EspañolLibertarian university students in Costa Rica are looking for ways to challenge what they view as an expansion of Marxist ideology in academia. Rather than attempt to discredit socialist government initiatives directly, their plan is to focus on a positive and empirical message: “free societies tend to be the most prosperous.”
On Saturday, June 6, the largest network of libertarian students in Latin America, Estudiantes por la Libertad (EsLibertad), announced the official launch of EsLibertad Costa Rica, expanding their presence in the Central American nation.
EsLibertad is itself an international branch of the Washington DC-based group Students for Liberty (SFL), which is led and organized by college students and graduates all over the world. Currently, there are over 1,700 groups like EsLibertad Costa Rica connected to the SFL network globally.
Asdrúbal Vargas, president of EsLibertad and regional director for Costa Rica and Nicaragua, explained to the PanAm Post that while young Costa Ricans have already been working with EsLibertad through the AMAGI Institute since 2013, they believe this new group will help increase student outreach.
The organization plans to hold an official launch event for EsLibertad Costa Rica on Friday, June 19, in San José.
— EsLibertad Costa Rica (@EsLibertadCR) June 7, 2015
“We’re part of the Students for Liberty network, whose mission is to provide a unified, student-driven forum of support for students and student organizations dedicated to liberty.”
EsLibertad is primarily focused on organizing university events with the aim of defending principles of economic, individual, intellectual, and academic freedom.

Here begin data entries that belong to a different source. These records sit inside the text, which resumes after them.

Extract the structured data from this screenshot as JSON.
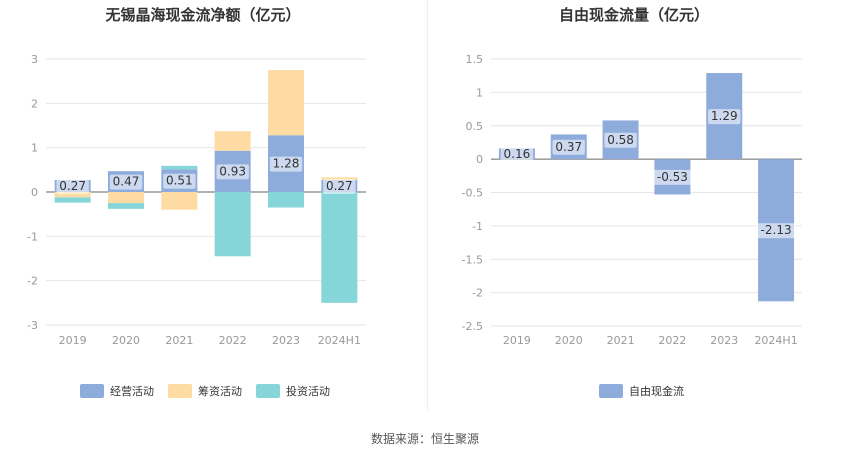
{
  "source_text": "数据来源：恒生聚源",
  "colors": {
    "operating": "#8eacdb",
    "financing": "#fddba2",
    "investing": "#86d5d8",
    "fcf": "#8eacdb",
    "grid": "#e6e6e6",
    "axis_text": "#999999",
    "title": "#333333",
    "zero_line": "#666666"
  },
  "chart_data": [
    {
      "type": "bar",
      "stacked": true,
      "title": "无锡晶海现金流净额（亿元）",
      "categories": [
        "2019",
        "2020",
        "2021",
        "2022",
        "2023",
        "2024H1"
      ],
      "ylim": [
        -3,
        3
      ],
      "yticks": [
        3,
        2,
        1,
        0,
        -1,
        -2,
        -3
      ],
      "grid": true,
      "legend_position": "bottom",
      "series": [
        {
          "name": "经营活动",
          "color_key": "operating",
          "values": [
            0.27,
            0.47,
            0.51,
            0.93,
            1.28,
            0.27
          ],
          "labels": [
            "0.27",
            "0.47",
            "0.51",
            "0.93",
            "1.28",
            "0.27"
          ]
        },
        {
          "name": "筹资活动",
          "color_key": "financing",
          "values": [
            -0.12,
            -0.25,
            -0.4,
            0.44,
            1.47,
            0.06
          ]
        },
        {
          "name": "投资活动",
          "color_key": "investing",
          "values": [
            -0.12,
            -0.13,
            0.08,
            -1.45,
            -0.35,
            -2.5
          ]
        }
      ]
    },
    {
      "type": "bar",
      "stacked": false,
      "title": "自由现金流量（亿元）",
      "categories": [
        "2019",
        "2020",
        "2021",
        "2022",
        "2023",
        "2024H1"
      ],
      "ylim": [
        -2.5,
        1.5
      ],
      "yticks": [
        1.5,
        1,
        0.5,
        0,
        -0.5,
        -1,
        -1.5,
        -2,
        -2.5
      ],
      "grid": true,
      "legend_position": "bottom",
      "series": [
        {
          "name": "自由现金流",
          "color_key": "fcf",
          "values": [
            0.16,
            0.37,
            0.58,
            -0.53,
            1.29,
            -2.13
          ],
          "labels": [
            "0.16",
            "0.37",
            "0.58",
            "-0.53",
            "1.29",
            "-2.13"
          ]
        }
      ]
    }
  ]
}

“Costa Rica is going through a period of strong disenchantment, given the conditions of the country. We’re very concerned by how more left-leaning groups are feeding on popular discontent to swell their ranks,” Vargas told the PanAm Post.
He says socialist movements offer concerned young students misguided short-term solutions to chronic structural problems.
As for the NGOs and other opposition groups, Vargas says “they fall short when it comes to offering the youth the other side of the story, because they get stuck on corrosive rhetoric that only seeks to erode their rival’s argument, without presenting the case for their own ideas.”
The message they’re trying to deliver to the Costa Rican society is “positive, proactive, and pro-freedom.” He believes strongly that societies that guarantee both social and economic liberty are more successful and prosperous than the rest.
EsLibertad Costa Rica plans to deliver that message to the nation’s youth through the power of persuasion. “We come to fight the battle of ideas,” Vargas says.
“Without neglecting the academic side, we will try to engage in areas that classical liberals have been losing ground on for a long time, such as culture and the arts.”
SFL’s Impact in Latin America
Since 2013, EsLibertad has hosted numerous events throughout Latin America, each with hundreds of attendees. Conferences in countries like Guatemala, Bolivia, and Ecuador often include speakers such as Axel Kaiser from Chile’s Foundation for Progress, Tom Palmer of the DC-based Cato Institute, and Argentina’s former Economy Minister Ricardo López Murphy.
Students have also translated classic texts of liberal thought into Spanish and other native tongues. EsLibertad’s Guatemala team, for example, translated Frédéric Bastiat’s The Law into kaqchikel, the second most spoken language in the Central American nation, and read it to the public over the local radio waves.
EsLibertad Bolivia has organized weekend seminars for high school and college-aged students, and set up tents in public squares to teach passers-by the principles of a free society.